As we went up to the woods Amos ran ahead with his backpack, primed with a magnifying glass, bug tub, books and a sandwich. I had wondered whether or not water would stand long enough in some of the old coppice stools for frogs to use them to spawn in (coppice trunks that are split into many branches sometimes have a ‘bowl’ at the centre which holds water after rain), so first we looked around for frog spawn in the trees. We saw so much, though not frog spawn. In the last week, round the edges of the wood where the light is more able to penetrate, a carpet of wild garlic has begun to weave itself over the fallen leaves of autumn. On the cut stump of the sycamore that was felled last week, we found a hoverfly (Criorhina ranunculi), that looks like a bee, feeding on the sap still seeping from the surface. Amos was thrilled to find badger footprints and deer slots (hoof marks) in abundance. Each footprint was examined with the same level of excitement. I was expected to take a photograph of each one. I love to see Amos so happy in nature. He climbed on fallen trees, balanced on their trunks and examined the fungi on them.

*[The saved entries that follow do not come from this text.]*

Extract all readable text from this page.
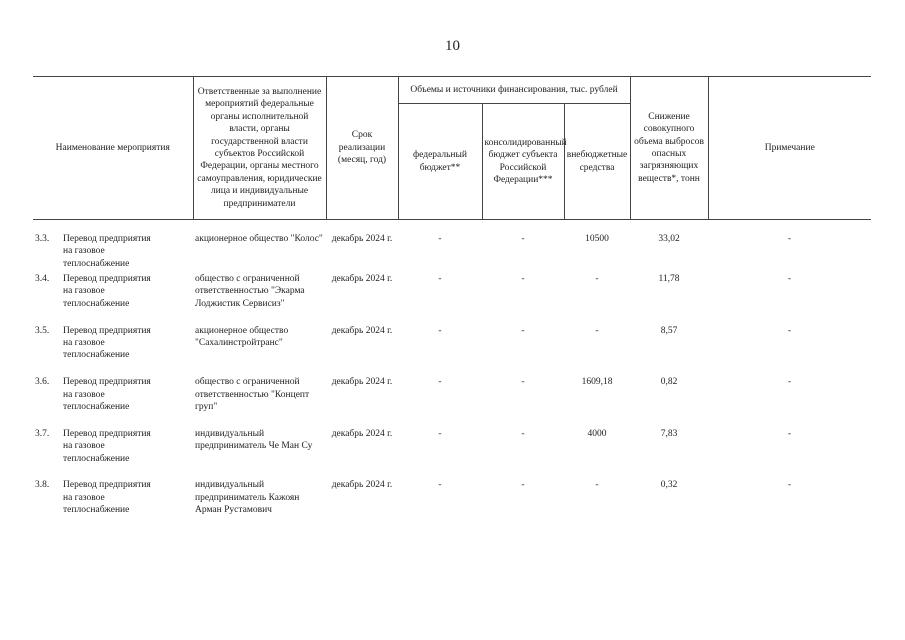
10
Наименование мероприятия	Ответственные за выполнение мероприятий федеральные органы исполнительной власти, органы государственной власти субъектов Российской Федерации, органы местного самоуправления, юридические лица и индивидуальные предприниматели	Срок реализации (месяц, год)	Объемы и источники финансирования, тыс. рублей			Снижение совокупного объема выбросов опасных загрязняющих веществ*, тонн	Примечание
			федеральный бюджет**	консолидированный бюджет субъекта Российской Федерации***	внебюджетные средства		
3.3. Перевод предприятия на газовое теплоснабжение	акционерное общество "Колос"	декабрь 2024 г.	-	-	10500	33,02	-
3.4. Перевод предприятия на газовое теплоснабжение	общество с ограниченной ответственностью "Экарма Лоджистик Сервисиз"	декабрь 2024 г.	-	-	-	11,78	-
3.5. Перевод предприятия на газовое теплоснабжение	акционерное общество "Сахалинстройтранс"	декабрь 2024 г.	-	-	-	8,57	-
3.6. Перевод предприятия на газовое теплоснабжение	общество с ограниченной ответственностью "Концепт груп"	декабрь 2024 г.	-	-	1609,18	0,82	-
3.7. Перевод предприятия на газовое теплоснабжение	индивидуальный предприниматель Че Ман Су	декабрь 2024 г.	-	-	4000	7,83	-
3.8. Перевод предприятия на газовое теплоснабжение	индивидуальный предприниматель Кажоян Арман Рустамович	декабрь 2024 г.	-	-	-	0,32	-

As I watched Amos, I felt torn inside. His brother and sisters were in school. Amos should be too, but because of all we’ve been through, we’ve settled on a compromise – 3 days in school, 2 days out. But it can’t last forever. Soon, legally, Amos will be expected to be in full time education, and I feel the same rising panic that I feel when I think about the others at school. Melody who is so full of life and energy that she finds it hard to sit still, Peta who is learning that if she doesn’t get 100%, she should repeat her work, and Joe for whom we are even less comfortable about the way things have ended up. I want my children to have the freedom to be themselves, to learn self value and a pride in doing their best. I want them to learn in a non-pressure environment, to learn to be robust to criticism and realistic in their expectations of themselves. We can’t get 100% in life – we should aim to do our best. We can’t do better than our best, and no amount of belittling or reprimanding will change that. I don’t want the excitement for life in my children to be looked on as a problem – it’s something that must be encouraged. I can’t bear the thought of my children’s aspirations for their lives being curtailed by other people’s opinion’s of what they can or can’t do. I want my children free to love words and reading, free to let their imagination take them wherever they want to go. I just hope, in the woods, they will be free to develop parts of themselves that are overlooked in today’s world. I fear for them all in today’s education system.
But Amos and I had a day together in the woods. We would make it count. We walk through the woods searching for frogspawn. We find none, so we drop out of our wood into the field where there are the brackish ditches. In this field there is a fresh water spring and I take Amos over to it, sure this would be where the frogs hang out. There is no frog spawn. We hunt everywhere. Nothing.
We’d had a lovely morning together. We’d shared so much; ideas, stories, the experiences of spring unfolding. We’d checked on our badgers, held hands as we walked the paths, it mattered not at all that our mission was unaccomplished. I hope Amos can learn it is okay to leave questions unanswered. We will carry on wondering where our frogs and toads come from.
It is the wonder that makes life so interesting.